ALLAH TIDAK AKAN MEMBIARKAN ANDA “STUCK”

image

Saat kita mengerti bagaimana Allah berinteraksi dengan kita, hidup kita berubah. Kita akan mampu melihat apa yang sedang Allah lakukan di dalam kita, dan apa yang sedang Dia lakukan melalui kita. Tanpa bingung membedakan keduanya. Kita jadi bisa berada dalam hadirat-Nya, menerima pewahyuan, tuntunan dan kasih-Nya.

Namun hal ini biasanya bukan pengalaman yang serta merta. Menantikan Allah butuh kesabaran, karena ada waktu yang tepat untuk segala sesuatu. “Untuk segala sesuatu ada masanya, untuk apa pun di bawah langit ada waktunya,” demikian Pengkhotbah 3:1 mengingatkan kita.

Kita harus melawan keinginan meragukan Allah ketika sesuatu ternyata makan waktu lebih lama daripada yang kita inginkan atau harapkan. “Tidak ada yang terjadi,” kadang kita mengeluh. “Apakah aku berada di tempat yang tepat?”

SAYA MENEMUKAN BAHWA SEMAKIN SAYA TAK SABARAN, SEMAKIN ALLAH SEPERTI MEMPERLAMBAT SEGALANYA.

Dia seperti ketel yang sedang kita jerang di atas api-rasanya lama sekali mendidih saat kita sedang terburu-buru.

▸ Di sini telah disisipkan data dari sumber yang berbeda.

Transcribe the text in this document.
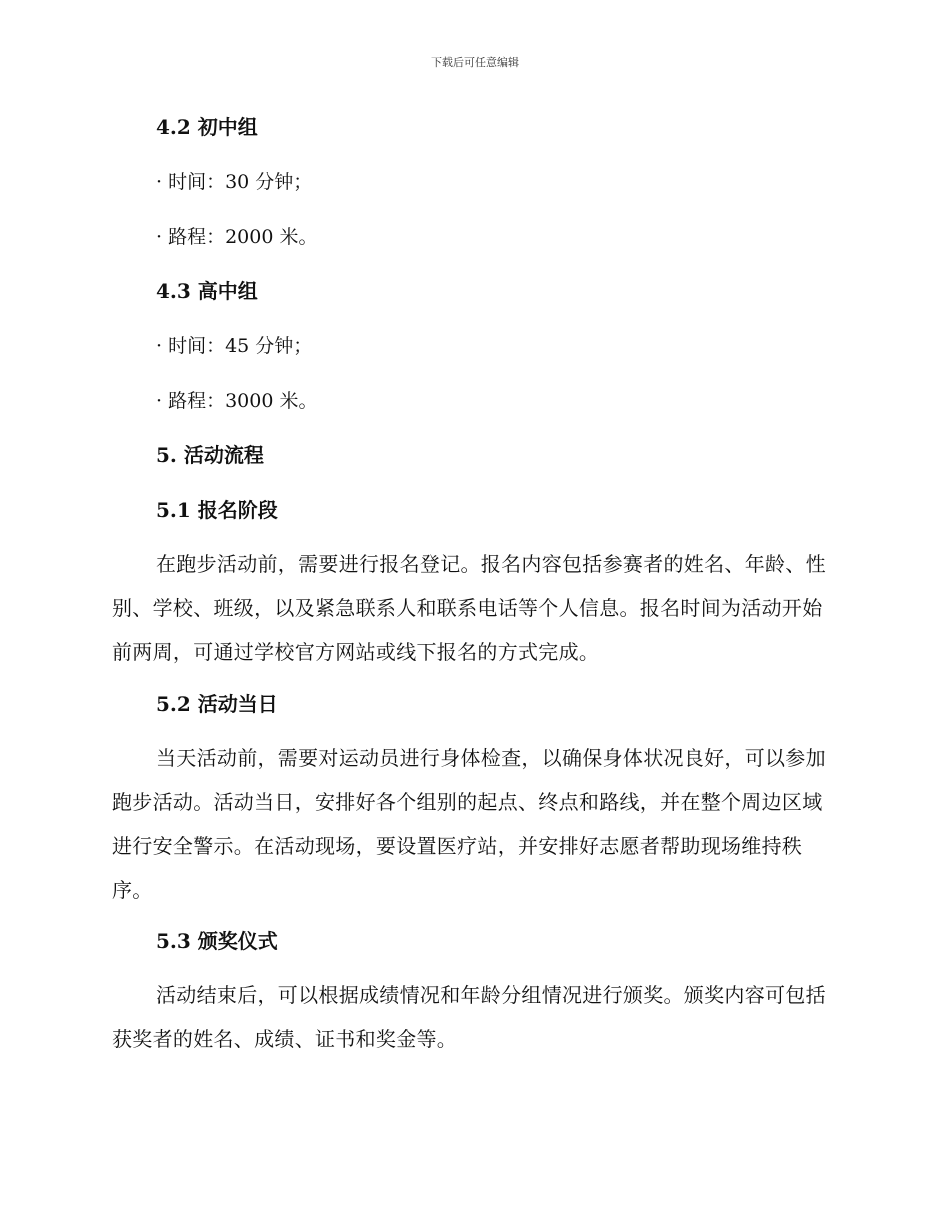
下载后可任意编辑
4.2 初中组
· 时间：30 分钟；
· 路程：2000 米。
4.3 高中组
· 时间：45 分钟；
· 路程：3000 米。
5. 活动流程
5.1 报名阶段
在跑步活动前，需要进行报名登记。报名内容包括参赛者的姓名、年龄、性别、学校、班级，以及紧急联系人和联系电话等个人信息。报名时间为活动开始前两周，可通过学校官方网站或线下报名的方式完成。
5.2 活动当日
当天活动前，需要对运动员进行身体检查，以确保身体状况良好，可以参加跑步活动。活动当日，安排好各个组别的起点、终点和路线，并在整个周边区域进行安全警示。在活动现场，要设置医疗站，并安排好志愿者帮助现场维持秩序。
5.3 颁奖仪式
活动结束后，可以根据成绩情况和年龄分组情况进行颁奖。颁奖内容可包括获奖者的姓名、成绩、证书和奖金等。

Jadi sangatlah penting kita ingat untuk hidup dalam Kristus, bukan dalam keadaan kita. Dialah kelegaan dan damai sejahtera kita. Kita tidak akan berhasil jika mencoba menerapkan damai sejahtera atas situasi hidup kita, karena damai sejahtera datangnya dari dalam hati, bukan dari kepala. Damai sejahtera adalah sesuatu yang sifatnya relasional, bukan sesuatu yang tergantung keadaan.

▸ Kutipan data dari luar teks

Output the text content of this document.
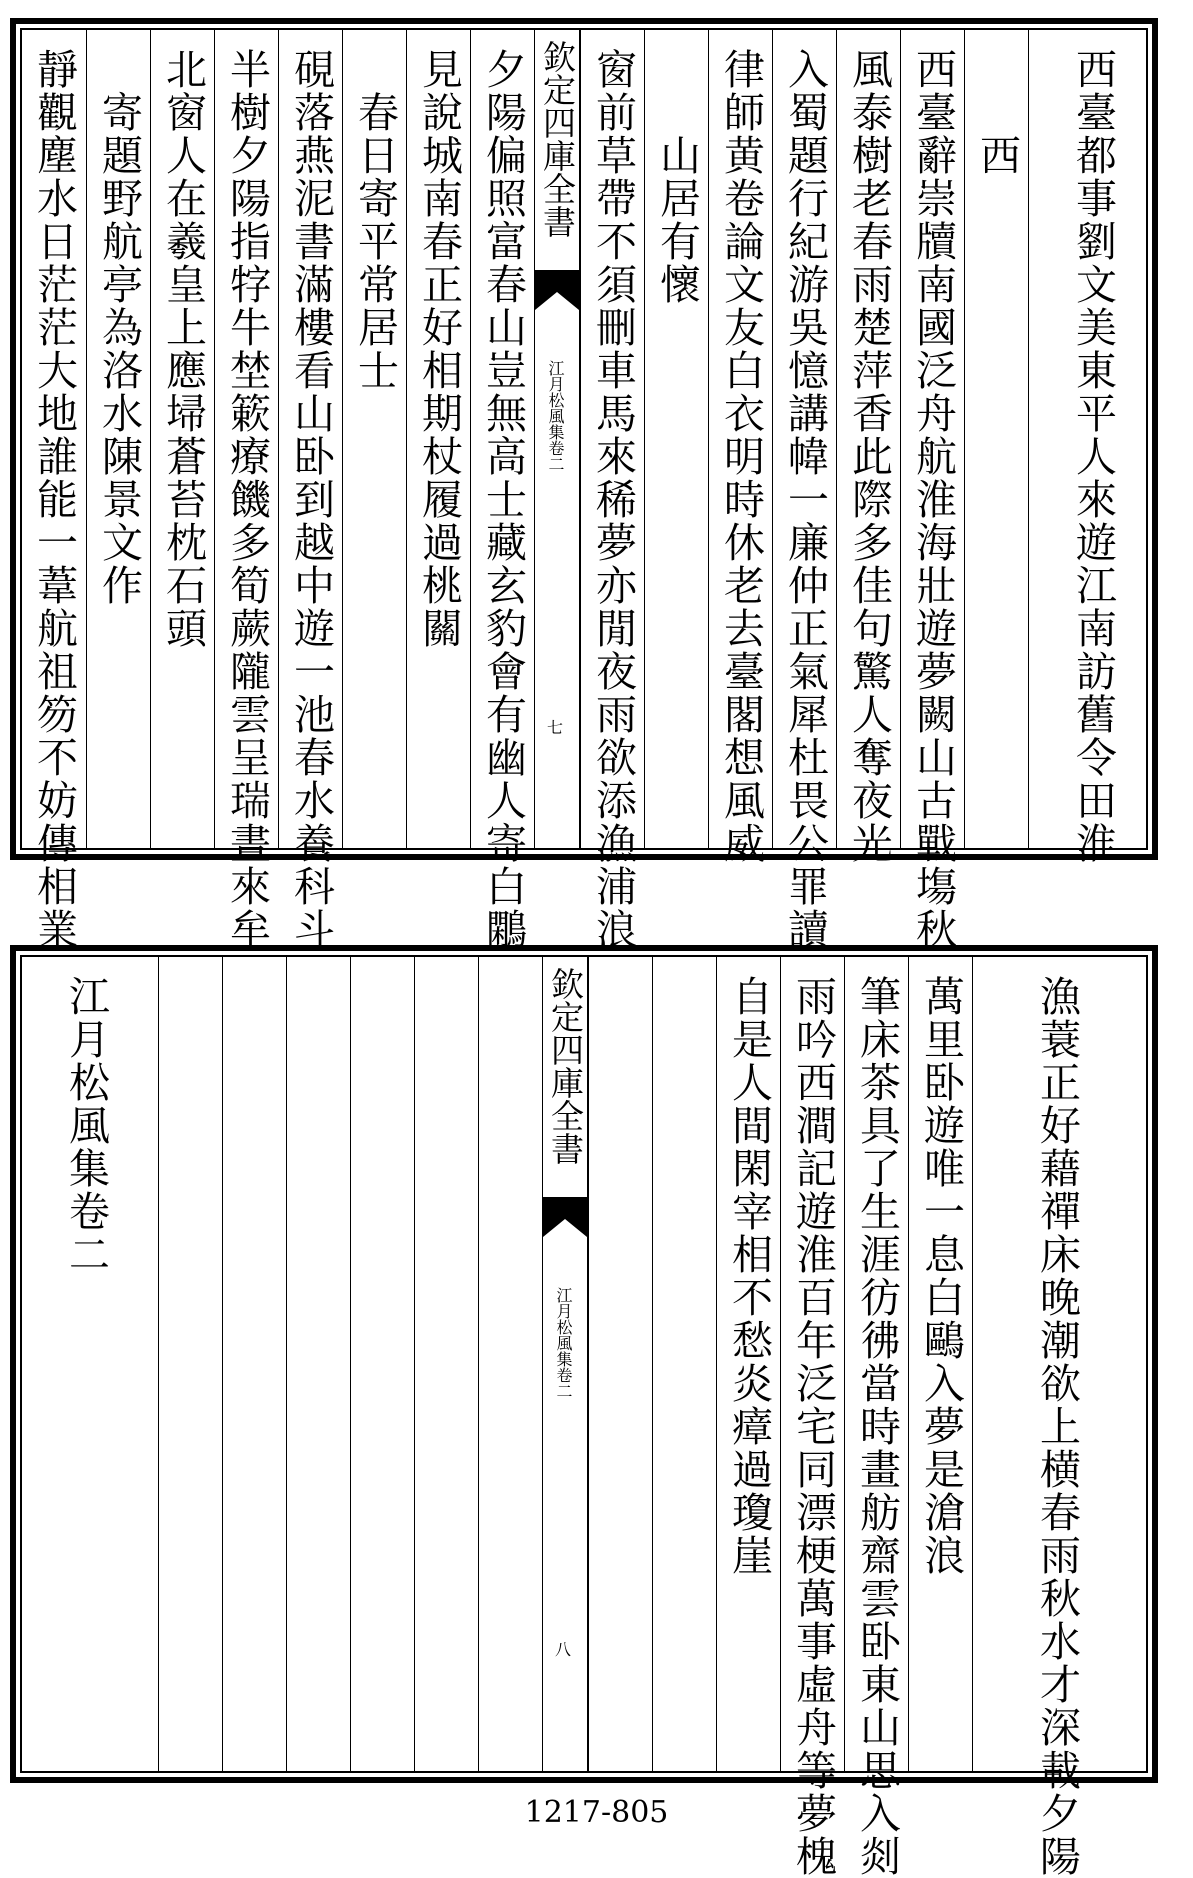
靜觀塵水日茫茫大地誰能一葦航祖笏不妨傳相業 　寄題野航亭為洛水陳景文作 北窗人在羲皇上應埽蒼苔枕石頭 半樹夕陽指牸牛埜簌療饑多筍蕨隴雲呈瑞晝來牟 硯落燕泥書滿樓看山卧到越中遊一池春水養科斗 　春日寄平常居士 見說城南春正好相期杖履過桃關 夕陽偏照富春山豈無高士藏玄豹會有幽人寄白鷴 欽定四庫全書
江月松風集卷二
七 窗前草帶不須刪車馬來稀夢亦閒夜雨欲添漁浦浪 　　山居有懷 律師黄卷論文友白衣明時休老去臺閣想風威 入蜀題行紀游吳憶講幃一廉仲正氣犀杜畏公罪讀 風泰樹老春雨楚萍香此際多佳句驚人奪夜光 西臺辭崇牘南國泛舟航淮海壯遊夢闕山古戰塲秋 　　西 西臺都事劉文美東平人來遊江南訪舊令田淮
江月松風集卷二	欽定四庫全書
江月松風集卷二
八
自是人間閑宰相不愁炎瘴過瓊崖 雨吟西澗記遊淮百年泛宅同漂梗萬事虛舟等夢槐 筆床茶具了生涯彷彿當時畫舫齋雲卧東山思入剡 萬里卧遊唯一息白鷗入夢是滄浪 漁蓑正好藉禪床晚潮欲上横春雨秋水才深載夕陽
1217-805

Sukacita dan ucapan syukur yang sejati menghasilkan damai sejahtera dan ketenangan. Itu karena mengucap syukur yang asalnya dari hati akan mengalahkan segala yang negatif. Sukacita yang asalnya dari kepala/pikiran memberikan kelegaan yang sesaat, tetapi sukacita yang asalnya dari hati mengubah gaya hidup kita.

Ucapan syukur bukan sesuatu yang sambil lalu; ucapan syukur adalah mengalami kegembiraan Tuhan yang membebaskan kita untuk bersukacita. Sukacita adalah atmosfir sorga yang menetap dalam diri kita, yang mengubah atmosfir batiniah kita secara permanen.

SUKACITA (JOY) ADALAH SIAPA ALLAH; BERSUKACITA (REJOICING) ADALAH RESPON KITA TERHADAP SIAPA ALLAH!

Kita bisa tinggal dalam sukacita, karena Dia adalah sukacita.

Damai sejahtera dan ketenangan menjadi gaya hidup yang keluar dari atmosfir batiniah kita. Jangan hanya mengetahui sifat Allah; hiduplah di dalam Dia. Tinggallah di dalam Dia, dan Dia tinggal di dalam Anda (lihat Yohanes 15:1-11). Damai sejahtera dan ketenangan adalah konsekuensi tinggal di dalam Dia dan adalah bagian warisan kita-Dia adalah warisan kita.

ALLAH MENGINGINKAN IMAN KITA TERUS BERGERAK MAJU DALAM KEBENARAN INI.

Kita dipanggil untuk berjalan dalam jalur menuju kedewasaan rohani, jadi kita harus tumbuh dalam pemahaman kita menantikan dia. Dia telah menyediakan segala sesuatu bagi kita melebihi segala yang kita bisa bayangkan, seperti yang kita baca dalam 1 Korintus 2:9, “Apa yang tidak pernah dilihat oleh mata, dan tidak pernah didengar oleh telinga, dan yang tidak pernah timbul di dalam hati manusia: semua yang disediakan Allah untuk mereka yang mengasihi Dia.”

Namun untuk mewarisi segala pemberian-Nya, kita harus hidup di dalam Dia. Kita harus masuk ke tempat yang telah Dia sediakan bagi kita di dalam Kristus. Tujuan-Nya adalah untuk meneguhkan kita masing-masing dalam hubungan dengan Yesus. Kita punya tanggung jawab pribadi kepada Roh Kudus untuk belajar bagaimana untuk tinggal dan diam di dalam Kristus, maka kemudian ketenangan mengikuti.

Graham Cooke: God Will Not Let You Stuck; June 7, 2016.